Segundo Costa, "os contos fornecem, e o filme dará, uma visão de dentro, pois todas as pessoas envolvidas em 'Velas ao Vento' tiveram essa mesma vivência. Hoje, os jovens parecem estar muito comportados."
Paris
"Velas ao Vento" contará a trajetória de dois amigos que, na eterna dúvida sobre se a responsabilidade na vida adulta é mesmo necessária ou não, decidem que tudo pode ser resolvido se conseguirem partir para Paris.
Descobrem então que um navio ancorado no litoral da Bahia seguirá para a Europa. Mas, quando conseguem chegar ao lugar, uma decepção acontece. O barco já zarpou e os dois terão de esperar 15 dias até que outro retorne. É o momento para um balanço.
Dividido em três fases -"Bahia e França", "Fase Mística" e "O Momento Atual"-, o trabalho pretende conduzir os atropelos desses personagens até 98 e contar, de maneira alegórica, o destino de uma geração que tinha atração quase doentia pelas "viagens", não importando de que tipo.
"O filme agora está em seu momento de captação de recursos", disse Sganzerla. "Com roteiro de Edgar Navarro e Francisco Drumond na produção, o projeto está orçado em US$ 1,5 milhão."
"Nossa intenção é começar as filmagens no segundo semestre de 97", fala Wanderhausen, que é o autor do argumento e participa da elaboração do enredo.
1968
Para Sganzerla, 1968 foi também um ano mítico, das arriscadas invenções com seu "O Bandido da Luz Vermelha", uma espécie de bandeira para o cinema marginal (experimental) que acontecia na chamada boca do lixo.
Esse era nome dado a região central de São Paulo que abrigava o prostituição, o tráfico de drogas, a bandidagem -e a criatividade cinematográfica de nomes como Carlos Reichenbach, Ozualdo Candeias e Andrea Tonacci (autor de "Bang Bang").
Nas palavras do próprio Sganzerla à época, esse cinema seria uma estética da mais pura e completa "colagem de chanchada e grossura, teatro de revista e programa de auditório.

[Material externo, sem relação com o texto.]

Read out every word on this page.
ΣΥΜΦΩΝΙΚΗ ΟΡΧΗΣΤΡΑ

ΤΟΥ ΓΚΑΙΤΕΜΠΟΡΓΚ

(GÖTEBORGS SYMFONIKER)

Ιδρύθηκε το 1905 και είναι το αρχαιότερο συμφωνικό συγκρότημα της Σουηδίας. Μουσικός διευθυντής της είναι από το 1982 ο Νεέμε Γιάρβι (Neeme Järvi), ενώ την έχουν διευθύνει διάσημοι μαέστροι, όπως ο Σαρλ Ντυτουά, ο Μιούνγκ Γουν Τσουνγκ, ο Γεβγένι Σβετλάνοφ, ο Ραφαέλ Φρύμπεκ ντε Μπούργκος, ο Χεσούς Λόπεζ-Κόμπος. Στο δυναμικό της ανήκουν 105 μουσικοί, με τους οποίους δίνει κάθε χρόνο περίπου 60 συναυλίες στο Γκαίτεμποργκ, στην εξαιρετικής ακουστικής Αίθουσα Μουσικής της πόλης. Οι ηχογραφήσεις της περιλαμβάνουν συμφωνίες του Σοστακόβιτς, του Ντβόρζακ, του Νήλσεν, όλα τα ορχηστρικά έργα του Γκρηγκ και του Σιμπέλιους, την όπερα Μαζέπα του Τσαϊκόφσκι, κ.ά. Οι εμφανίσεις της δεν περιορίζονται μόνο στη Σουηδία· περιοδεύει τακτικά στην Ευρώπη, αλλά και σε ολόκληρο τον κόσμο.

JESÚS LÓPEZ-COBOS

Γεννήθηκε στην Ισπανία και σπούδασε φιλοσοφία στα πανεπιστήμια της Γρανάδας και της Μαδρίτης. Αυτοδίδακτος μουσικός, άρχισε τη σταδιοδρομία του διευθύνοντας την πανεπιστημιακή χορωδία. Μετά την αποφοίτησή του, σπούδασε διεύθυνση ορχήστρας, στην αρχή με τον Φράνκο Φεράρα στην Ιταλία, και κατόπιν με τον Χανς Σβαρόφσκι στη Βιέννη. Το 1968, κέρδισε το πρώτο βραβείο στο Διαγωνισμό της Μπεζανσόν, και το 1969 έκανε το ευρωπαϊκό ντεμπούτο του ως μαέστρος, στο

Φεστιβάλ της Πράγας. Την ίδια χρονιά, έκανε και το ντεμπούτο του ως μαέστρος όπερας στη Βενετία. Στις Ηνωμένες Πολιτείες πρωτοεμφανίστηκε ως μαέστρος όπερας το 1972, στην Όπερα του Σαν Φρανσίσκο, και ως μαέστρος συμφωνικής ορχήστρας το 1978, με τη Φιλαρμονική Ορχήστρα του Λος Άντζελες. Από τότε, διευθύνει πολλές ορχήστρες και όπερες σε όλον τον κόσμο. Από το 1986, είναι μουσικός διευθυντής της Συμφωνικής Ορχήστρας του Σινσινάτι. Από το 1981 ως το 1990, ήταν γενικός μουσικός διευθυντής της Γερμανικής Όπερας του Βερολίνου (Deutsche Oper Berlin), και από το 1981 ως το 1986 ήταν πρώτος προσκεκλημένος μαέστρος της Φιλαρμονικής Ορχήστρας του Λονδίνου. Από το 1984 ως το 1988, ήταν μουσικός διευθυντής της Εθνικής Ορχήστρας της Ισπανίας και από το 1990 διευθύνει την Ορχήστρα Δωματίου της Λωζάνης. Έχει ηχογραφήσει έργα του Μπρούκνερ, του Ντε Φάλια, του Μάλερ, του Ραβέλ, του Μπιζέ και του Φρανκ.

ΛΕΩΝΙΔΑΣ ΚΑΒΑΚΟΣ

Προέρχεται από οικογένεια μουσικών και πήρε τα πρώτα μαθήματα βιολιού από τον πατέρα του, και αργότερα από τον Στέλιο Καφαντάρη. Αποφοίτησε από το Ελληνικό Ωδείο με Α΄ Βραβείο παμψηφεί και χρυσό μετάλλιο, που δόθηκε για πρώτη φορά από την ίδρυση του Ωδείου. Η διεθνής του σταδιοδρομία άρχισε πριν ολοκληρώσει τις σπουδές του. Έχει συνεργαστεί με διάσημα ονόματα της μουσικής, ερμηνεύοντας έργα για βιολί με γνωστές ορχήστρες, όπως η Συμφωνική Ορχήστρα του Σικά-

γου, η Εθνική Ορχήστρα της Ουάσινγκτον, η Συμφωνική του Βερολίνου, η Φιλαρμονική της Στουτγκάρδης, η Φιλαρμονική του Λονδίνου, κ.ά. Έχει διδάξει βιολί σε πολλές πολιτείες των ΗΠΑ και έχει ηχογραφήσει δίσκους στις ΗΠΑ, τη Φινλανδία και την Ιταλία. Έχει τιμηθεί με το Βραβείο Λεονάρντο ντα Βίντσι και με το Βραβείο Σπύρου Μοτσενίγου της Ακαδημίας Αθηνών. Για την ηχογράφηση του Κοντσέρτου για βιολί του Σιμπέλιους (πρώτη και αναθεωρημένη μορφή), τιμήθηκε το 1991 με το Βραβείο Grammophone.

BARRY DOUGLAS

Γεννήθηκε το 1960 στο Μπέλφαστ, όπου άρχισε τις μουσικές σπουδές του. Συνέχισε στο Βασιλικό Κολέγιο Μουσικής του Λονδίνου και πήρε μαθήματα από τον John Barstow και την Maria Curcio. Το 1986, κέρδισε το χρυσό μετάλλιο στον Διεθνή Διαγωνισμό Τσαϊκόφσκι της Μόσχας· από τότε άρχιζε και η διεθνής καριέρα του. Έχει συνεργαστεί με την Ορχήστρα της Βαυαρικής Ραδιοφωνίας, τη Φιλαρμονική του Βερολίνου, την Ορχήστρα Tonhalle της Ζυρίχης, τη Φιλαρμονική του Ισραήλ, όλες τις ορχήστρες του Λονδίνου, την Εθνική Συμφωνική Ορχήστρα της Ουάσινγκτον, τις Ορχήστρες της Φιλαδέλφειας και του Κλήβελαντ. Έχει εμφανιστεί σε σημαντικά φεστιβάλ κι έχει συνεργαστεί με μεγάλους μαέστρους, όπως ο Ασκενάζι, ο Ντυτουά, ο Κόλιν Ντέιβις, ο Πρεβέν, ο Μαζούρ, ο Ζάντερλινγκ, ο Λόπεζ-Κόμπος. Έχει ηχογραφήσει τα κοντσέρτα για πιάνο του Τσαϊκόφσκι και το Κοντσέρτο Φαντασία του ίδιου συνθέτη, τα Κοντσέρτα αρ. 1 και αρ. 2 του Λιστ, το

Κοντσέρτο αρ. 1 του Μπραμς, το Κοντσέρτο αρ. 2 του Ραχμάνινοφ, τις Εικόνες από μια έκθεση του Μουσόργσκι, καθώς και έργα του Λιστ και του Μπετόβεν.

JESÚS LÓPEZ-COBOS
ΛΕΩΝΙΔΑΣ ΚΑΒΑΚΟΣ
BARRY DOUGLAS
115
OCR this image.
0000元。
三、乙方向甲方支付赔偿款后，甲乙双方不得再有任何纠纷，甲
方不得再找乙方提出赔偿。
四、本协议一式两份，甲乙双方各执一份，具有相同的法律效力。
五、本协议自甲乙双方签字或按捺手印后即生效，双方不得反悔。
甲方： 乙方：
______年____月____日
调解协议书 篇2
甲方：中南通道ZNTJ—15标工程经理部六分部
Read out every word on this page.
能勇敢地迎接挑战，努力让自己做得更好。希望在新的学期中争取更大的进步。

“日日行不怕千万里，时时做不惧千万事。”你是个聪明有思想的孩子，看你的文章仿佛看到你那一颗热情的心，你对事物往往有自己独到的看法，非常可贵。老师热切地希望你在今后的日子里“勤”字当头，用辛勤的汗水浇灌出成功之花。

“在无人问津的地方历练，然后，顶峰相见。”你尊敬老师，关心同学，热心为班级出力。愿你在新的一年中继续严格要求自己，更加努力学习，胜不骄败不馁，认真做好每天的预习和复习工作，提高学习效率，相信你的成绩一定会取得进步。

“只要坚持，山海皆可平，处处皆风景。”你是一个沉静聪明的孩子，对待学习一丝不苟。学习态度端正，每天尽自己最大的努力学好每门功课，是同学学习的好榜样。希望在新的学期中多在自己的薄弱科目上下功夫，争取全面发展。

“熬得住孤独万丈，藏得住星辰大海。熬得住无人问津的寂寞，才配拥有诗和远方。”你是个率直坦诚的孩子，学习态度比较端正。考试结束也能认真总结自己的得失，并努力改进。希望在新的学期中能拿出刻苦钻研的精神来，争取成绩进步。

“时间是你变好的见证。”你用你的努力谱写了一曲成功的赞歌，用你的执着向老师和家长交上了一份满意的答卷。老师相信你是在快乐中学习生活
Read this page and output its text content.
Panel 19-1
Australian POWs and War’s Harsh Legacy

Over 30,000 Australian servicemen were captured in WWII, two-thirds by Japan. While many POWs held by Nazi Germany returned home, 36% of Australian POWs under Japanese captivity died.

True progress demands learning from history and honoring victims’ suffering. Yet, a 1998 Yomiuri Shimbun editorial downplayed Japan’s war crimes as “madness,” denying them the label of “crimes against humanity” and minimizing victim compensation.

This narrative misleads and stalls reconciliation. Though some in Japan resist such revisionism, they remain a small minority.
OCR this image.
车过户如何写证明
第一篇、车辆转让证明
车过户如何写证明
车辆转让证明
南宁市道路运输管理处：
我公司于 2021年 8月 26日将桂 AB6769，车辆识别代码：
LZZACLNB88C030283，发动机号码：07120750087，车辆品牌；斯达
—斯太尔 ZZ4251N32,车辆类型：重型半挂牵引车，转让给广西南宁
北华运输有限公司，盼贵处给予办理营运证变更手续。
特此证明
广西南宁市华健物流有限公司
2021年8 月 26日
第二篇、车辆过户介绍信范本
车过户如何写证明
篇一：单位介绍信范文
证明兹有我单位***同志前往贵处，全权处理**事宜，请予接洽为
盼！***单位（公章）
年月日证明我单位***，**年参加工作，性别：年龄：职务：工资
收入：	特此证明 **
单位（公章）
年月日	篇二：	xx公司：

Cafonice".
O cineasta prosseguiria com essa mesma proposta em "A Mulher de Todos", um ano depois, "Sem Essa Aranha", de 1970, e outros tantos filmes ao longo de uma carreira pontuada por conflitos com companheiros e extensos períodos de silêncio.
O que não se altera no seu percurso é o anseio por um trabalho distante das convenções. Na verdade, é fruto de seu fascínio pela maneira pela qual Orson Welles via o mundo e o cinema.
Cinema careta
"Eu acho que não deveria haver ufanismo nesse tal renascimento dos filmes brasileiros", disse Sganzerla. "De qualquer maneira, acho importante hoje manter qualquer tipo de produção. Das mais arrojadas às mais caretas."
Segundo ele, "disso pode aparecer muita coisa boa. As pessoas parecem estar descobrindo a necessidade da preparação, parecem estar atentas ao fato de que o diálogo é importante", disse Sganzerla.
Para o cineasta, "é necessário abrir o leque, assim como se faz no jornalismo cultural moderno. Por vezes, é preciso trocar as fontes."
O cineasta Rogério Sganzerla -e "Velas ao Vento" pode ser um resumo disso- tem um imenso desejo de ser fiel ao seu passado. Com a clara ambição de permanecer agarrado ao futuro.